Che in Italia va forte.
«Un successo incredibile. Gli ultimi dati di consumo ci dicono che ha quasi raggiunto la classica Indian Tonic, ci sono locali che addirittura la usano per i G&T base, ci sono clienti che la chiedono espressamente. Già nel 2005 era impensabile che qualcuno chiedesse un gin particolare, figuriamoci una tonica!».
Rimaniamo in Italia: che idea si è fatto del mercato?
«Siete il perfetto esempio del less is better. Da inglese, invidio la vostra capacità di fermarvi dopo un paio di drink. Ma il fatto che siate una nazione di bevitori di vino, quindi abituati a parlare di terroir, zone di produzione e dettagli, vi fa molto ricettivi alla rivoluzione della qualità: volete sapere cosa state bevendo, anche per quanto riguarda i sodati».
Che non sono solo le toniche. Del G&T abbiamo parlato, e sappiamo che è come il domani per James Bond: non muore mai. Ma quali saranno i prossimi long drink a vivere un boom?
«Potrei rispondere: tutti. Ma c’è un motivo. La maggior attenzione alla salute e la possibilità di avere sodati di qualità, meno addizionati di zuccheri e senza compromessi, ha spinto il consumo di long drink, rinfrescanti e leggeri. Ovvio che tutti ora vogliano spingere, soprattutto approfittando della stagnazione del settore vino, percepito come complicato, e della birra, in calo per ragioni diciamo dietetiche».
Più long e più light?
«Precisamente, e noi siamo nella situazione perfetta, anche se ormai sono un centinaio i marchi che sono nati nella scia della nostra intuizione.

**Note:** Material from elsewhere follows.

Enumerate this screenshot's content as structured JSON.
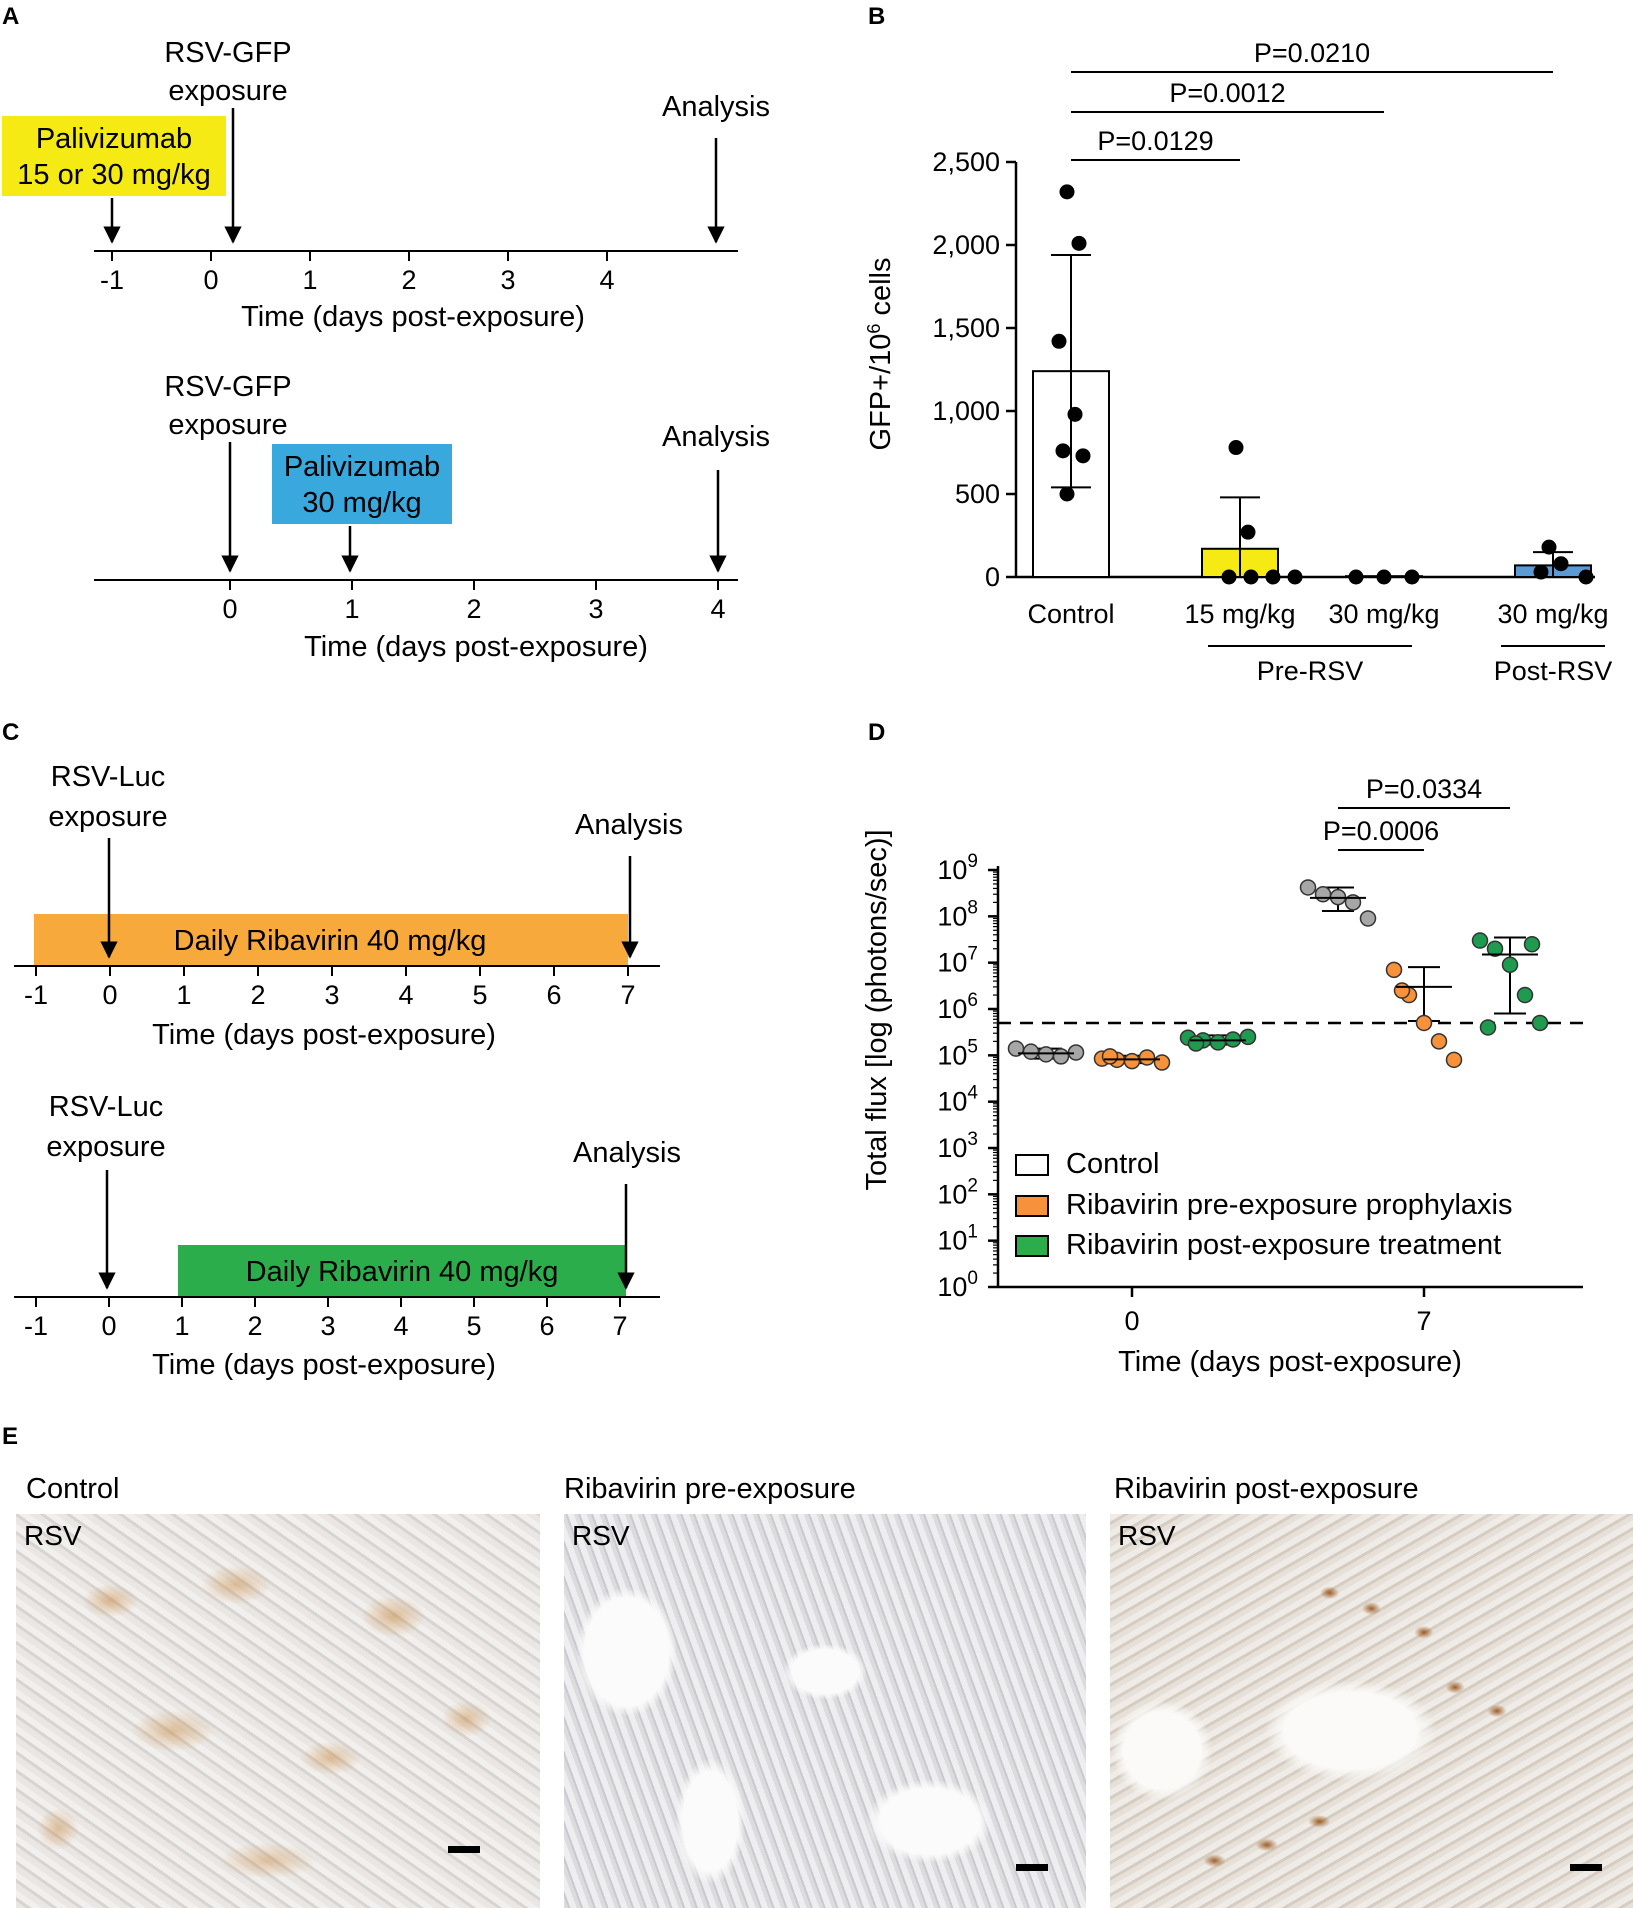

Abbiamo avuto richieste di collaborazione da marchi di single malt Scotch, Irish whiskey, bourbon, rum, vodka, tequila, ma perfino aperitivi e vermut. Per esempio, abbiamo creato la Fever Tree al pompelmo rosa specificamente per il Paloma cocktail. E stiamo lavorando benissimo con Ginger Ale e Ginger Beer, che hanno vissuto un boom con il Moskow Mule e sono perfetti con whisky e perfino col cognac (l’Horse’s neck, ndr)».
Chiudo con una provocazione. Il vostro importatore italiano, Luca Gargano di Velier, con cui collaborate da 16 anni, ha fatto delle “Triple A”, ovvero artisti, agricoltori e artigiani, una bandiera. Fever Tree è nata come inno all’artigianalità, ma ora è quotata allo Stock Exchange di Londra, le sue azioni sono state vendute per quasi 30 milioni di sterline, ha vinto svariati premi per il brand dalla maggior crescita: ha ancora senso parlare di artigianalità per la vostra realtà?
«Sempre. Perché facciamo acqua tonica esattamente come la prima volta, non abbiamo mai cambiato materie prime, né abbassato di un millimetro lo standard. Esattamente come le grandi case di moda italiane, che curano ancora ogni singolo dettaglio nonostante siano diventate big mondiali».